Though this PR does not use the keyword now, I think new keywords should be considered. As you said, parallelizations could be done by different libraries. New keywords to indicate which libraries/methods are used can help with documentation and maintenance.

cyliang368 avatar Jun 28 '24 19:06 cyliang368

New keywords to indicate which libraries/methods are used can help with documentation and maintenance.

Agreed. I think this will work well when we add description for each keyword, an extended version of what we have for topics (topic keywords).

wenzeslaus avatar Jun 29 '24 15:06 wenzeslaus

Should the function just return number of threads as an integer?

You are right. I make it return the value now, and it won't change the answer of the nprocs option.

Can you please provide a breakdown how this will behave with the default value for nprocs and the possibility to change that using g.gisenv or settings in GUI? (Previously mentioned by @petrasovaa)

Let's take r.texture as an example.

  1. The option objects are defined here in main.c under r.texture. https://github.com/OSGeo/grass/blob/b5bfcd576541c1b4d43187c4d66ff0024167bab1/raster/r.texture/main.c#L107-L113

  2. The G_define_standard_option function is called. https://github.com/OSGeo/grass/blob/b5bfcd576541c1b4d43187c4d66ff0024167bab1/lib/gis/parser_standard_options.c#L139

  3. The environment variable is fetched here by G_getenv_nofatal. https://github.com/OSGeo/grass/blob/b5bfcd576541c1b4d43187c4d66ff0024167bab1/lib/gis/parser_standard_options.c#L757-L770

  4. Then, the G_parser is called after all option and flag are defined. https://github.com/OSGeo/grass/blob/b5bfcd576541c1b4d43187c4d66ff0024167bab1/raster/r.texture/main.c#L166-L167

I put the helper function in G_parser in the previous commits. Even if the environment variable changes, the parser will get it and handle it. However, we want particular C modules instead of the parser to call it, so it does not matter now. That's my understanding. I hope this is what you need.

cyliang368 avatar Jun 29 '24 18:06 cyliang368

I'm totally fine without over-subscription checking. I removed it in the new commit.

cyliang368 avatar Aug 02 '24 00:08 cyliang368

@HuidaeCho Given how you were involved in this PR, please review or remove yourself from the review.

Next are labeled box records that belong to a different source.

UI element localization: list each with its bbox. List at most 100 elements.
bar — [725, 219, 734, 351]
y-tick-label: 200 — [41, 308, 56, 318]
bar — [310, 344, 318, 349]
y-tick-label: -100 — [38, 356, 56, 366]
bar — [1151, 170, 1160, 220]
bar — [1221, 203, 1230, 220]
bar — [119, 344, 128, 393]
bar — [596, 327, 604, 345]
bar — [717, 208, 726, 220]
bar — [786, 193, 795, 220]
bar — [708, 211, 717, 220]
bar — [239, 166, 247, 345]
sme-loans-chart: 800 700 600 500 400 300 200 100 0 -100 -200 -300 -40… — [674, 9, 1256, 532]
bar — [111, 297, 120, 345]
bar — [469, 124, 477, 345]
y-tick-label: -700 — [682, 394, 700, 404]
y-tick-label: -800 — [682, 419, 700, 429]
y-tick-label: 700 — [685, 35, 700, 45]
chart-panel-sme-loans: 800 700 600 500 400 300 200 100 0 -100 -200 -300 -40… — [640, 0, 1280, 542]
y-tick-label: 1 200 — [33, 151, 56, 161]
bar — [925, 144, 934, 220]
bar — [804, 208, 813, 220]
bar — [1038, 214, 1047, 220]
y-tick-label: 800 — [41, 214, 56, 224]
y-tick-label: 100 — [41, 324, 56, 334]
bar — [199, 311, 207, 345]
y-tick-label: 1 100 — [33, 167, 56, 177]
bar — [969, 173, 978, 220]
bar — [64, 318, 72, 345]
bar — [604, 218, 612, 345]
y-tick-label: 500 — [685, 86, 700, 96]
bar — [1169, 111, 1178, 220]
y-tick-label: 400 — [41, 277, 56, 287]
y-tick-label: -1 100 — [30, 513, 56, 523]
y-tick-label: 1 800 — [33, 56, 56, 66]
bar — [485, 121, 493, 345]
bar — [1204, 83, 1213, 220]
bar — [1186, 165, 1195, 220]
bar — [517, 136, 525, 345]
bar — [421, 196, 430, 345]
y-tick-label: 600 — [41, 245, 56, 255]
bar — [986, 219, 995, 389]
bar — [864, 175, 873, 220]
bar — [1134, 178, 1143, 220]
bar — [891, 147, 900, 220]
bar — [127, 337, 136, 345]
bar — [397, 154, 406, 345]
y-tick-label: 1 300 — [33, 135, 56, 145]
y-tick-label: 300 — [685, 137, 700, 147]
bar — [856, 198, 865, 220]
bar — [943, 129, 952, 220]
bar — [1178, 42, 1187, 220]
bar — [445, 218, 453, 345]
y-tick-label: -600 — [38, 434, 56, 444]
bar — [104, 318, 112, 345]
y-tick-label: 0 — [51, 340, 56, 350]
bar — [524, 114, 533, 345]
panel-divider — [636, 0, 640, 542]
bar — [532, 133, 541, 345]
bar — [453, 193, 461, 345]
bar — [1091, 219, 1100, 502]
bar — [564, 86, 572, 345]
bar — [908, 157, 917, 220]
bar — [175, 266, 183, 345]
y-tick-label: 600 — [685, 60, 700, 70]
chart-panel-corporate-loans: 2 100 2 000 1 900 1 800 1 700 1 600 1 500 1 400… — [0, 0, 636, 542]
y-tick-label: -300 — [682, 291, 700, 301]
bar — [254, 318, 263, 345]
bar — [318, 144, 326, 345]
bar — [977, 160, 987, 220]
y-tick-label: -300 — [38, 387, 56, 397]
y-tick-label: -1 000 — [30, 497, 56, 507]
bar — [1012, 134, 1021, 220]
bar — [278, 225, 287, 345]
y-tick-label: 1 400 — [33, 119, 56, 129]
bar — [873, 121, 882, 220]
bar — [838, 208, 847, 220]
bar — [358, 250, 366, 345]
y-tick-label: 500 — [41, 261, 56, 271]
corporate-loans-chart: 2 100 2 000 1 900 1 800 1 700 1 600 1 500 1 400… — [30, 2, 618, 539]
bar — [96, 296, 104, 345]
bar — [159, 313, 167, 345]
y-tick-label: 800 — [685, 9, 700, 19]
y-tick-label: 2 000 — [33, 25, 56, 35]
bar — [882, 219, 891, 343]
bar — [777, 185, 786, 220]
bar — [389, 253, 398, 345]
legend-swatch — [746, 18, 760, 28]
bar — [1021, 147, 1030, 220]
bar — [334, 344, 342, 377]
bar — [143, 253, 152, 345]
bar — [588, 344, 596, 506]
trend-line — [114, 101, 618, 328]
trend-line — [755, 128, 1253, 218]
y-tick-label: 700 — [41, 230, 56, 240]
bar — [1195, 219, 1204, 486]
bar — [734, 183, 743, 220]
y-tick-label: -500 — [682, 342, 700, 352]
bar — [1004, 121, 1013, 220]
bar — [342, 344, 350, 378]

Otherwise, this is ready to merge.

wenzeslaus avatar Aug 05 '24 18:08 wenzeslaus

@HuidaeCho Given how you were involved in this PR, please review or remove yourself from the review.

Otherwise, this is ready to merge.

He has addressed all my comments and the PR looks good. Sorry for the delay!

HuidaeCho avatar Aug 05 '24 18:08 HuidaeCho